Она стояла, гордо подняв подбородок, но ее глаза светились болью и уязвимостью.

— Я хочу не любую женщину, — хрипло произнес Солдат. Слова поднимались откуда-то из неведомой глубины. — Я хочу именно тебя. Я лежал, глядя на звездное небо, и мечтал о том, как мы впервые сольемся друг с другом в объятиях любви. Эти картины жгли мой рассудок. Другие женщины для меня ничего не значат. Ты заполнила меня всего своей душой, и теперь я хочу, чтобы к этому добавилось твое тело. Я люблю тебя всю, твой ум и душу, каждый волосок у тебя на голове, все до единой выпуклости и ямочки тела. Вот и сейчас один только исходящий от тебя аромат заставляет мои чувства воевать друг с другом. Я хочу вдыхать тебя, упиваться тобой, проглотить тебя целиком.
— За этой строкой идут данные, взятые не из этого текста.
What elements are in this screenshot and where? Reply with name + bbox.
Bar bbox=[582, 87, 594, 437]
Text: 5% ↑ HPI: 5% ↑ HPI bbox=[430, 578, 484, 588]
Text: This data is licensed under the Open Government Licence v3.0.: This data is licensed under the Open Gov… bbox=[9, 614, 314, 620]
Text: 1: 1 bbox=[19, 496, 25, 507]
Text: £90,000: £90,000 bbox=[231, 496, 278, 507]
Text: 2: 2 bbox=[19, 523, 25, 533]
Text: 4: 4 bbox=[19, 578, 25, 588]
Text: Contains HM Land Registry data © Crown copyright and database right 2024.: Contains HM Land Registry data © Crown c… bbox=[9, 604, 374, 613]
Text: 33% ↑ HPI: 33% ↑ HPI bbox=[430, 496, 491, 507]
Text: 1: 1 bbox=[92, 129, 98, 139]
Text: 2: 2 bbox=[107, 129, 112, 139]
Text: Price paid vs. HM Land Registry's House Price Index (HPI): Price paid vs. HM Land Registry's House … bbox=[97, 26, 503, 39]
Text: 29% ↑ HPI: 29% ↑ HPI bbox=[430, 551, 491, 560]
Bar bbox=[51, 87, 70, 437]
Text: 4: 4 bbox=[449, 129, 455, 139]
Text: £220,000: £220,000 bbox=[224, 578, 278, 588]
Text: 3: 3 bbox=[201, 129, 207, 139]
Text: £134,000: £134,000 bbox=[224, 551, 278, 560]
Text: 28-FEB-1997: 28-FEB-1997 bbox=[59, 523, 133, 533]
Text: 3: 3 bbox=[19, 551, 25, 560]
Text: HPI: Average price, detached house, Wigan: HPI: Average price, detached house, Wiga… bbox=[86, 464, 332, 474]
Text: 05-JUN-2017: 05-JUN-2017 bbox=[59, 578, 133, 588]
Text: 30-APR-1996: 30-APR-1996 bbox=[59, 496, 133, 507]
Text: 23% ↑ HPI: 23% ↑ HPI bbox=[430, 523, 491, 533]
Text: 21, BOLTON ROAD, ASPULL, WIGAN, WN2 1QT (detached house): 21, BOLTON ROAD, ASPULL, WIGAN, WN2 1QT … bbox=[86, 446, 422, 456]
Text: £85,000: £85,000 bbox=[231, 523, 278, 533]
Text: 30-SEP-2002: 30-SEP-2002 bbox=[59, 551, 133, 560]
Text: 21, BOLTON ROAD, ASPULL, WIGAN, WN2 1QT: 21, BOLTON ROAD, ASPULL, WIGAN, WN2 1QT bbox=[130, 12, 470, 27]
Лайана дрожала, поддаваясь потоку его ласковых слов.

— Это правда? — прошептала она. — Ты… меня… любишь?

— Без тебя моя жизнь не имеет смысла.

Не сказав больше ни слова, принцесса вошла в комнату, выходящую во внутренний дворик. Эта комната принадлежала не Лайане; здесь спала одна из горничных. Войдя следом, Солдат закрыл за собой дверь. Отвернувшись друг от друга, он и принцесса разделись. Оба не могли унять дрожь. Обнажившись, они обернулись и бросились в объятия. От внезапного соприкосновения тел оба лишились дыхания и просто стояли, глядя друг другу в глаза.

Наконец Солдат поднял Лайану и осторожно уложил ее на кровать. Лицо принцессы по-прежнему было наполовину скрыто капюшоном. Солдат начал его снимать.

— Нет, — прошептала она. — Пожалуйста, не надо!

— Надо, — твердо произнес он.

Развязав шнурки и сняв мягкий бархат, Солдат покрыл поцелуями шрамы и ссадины.

— Все до одной выпуклости и впадины твоего тела, — повторил он. — Я люблю их больше мирры, золота и благовоний.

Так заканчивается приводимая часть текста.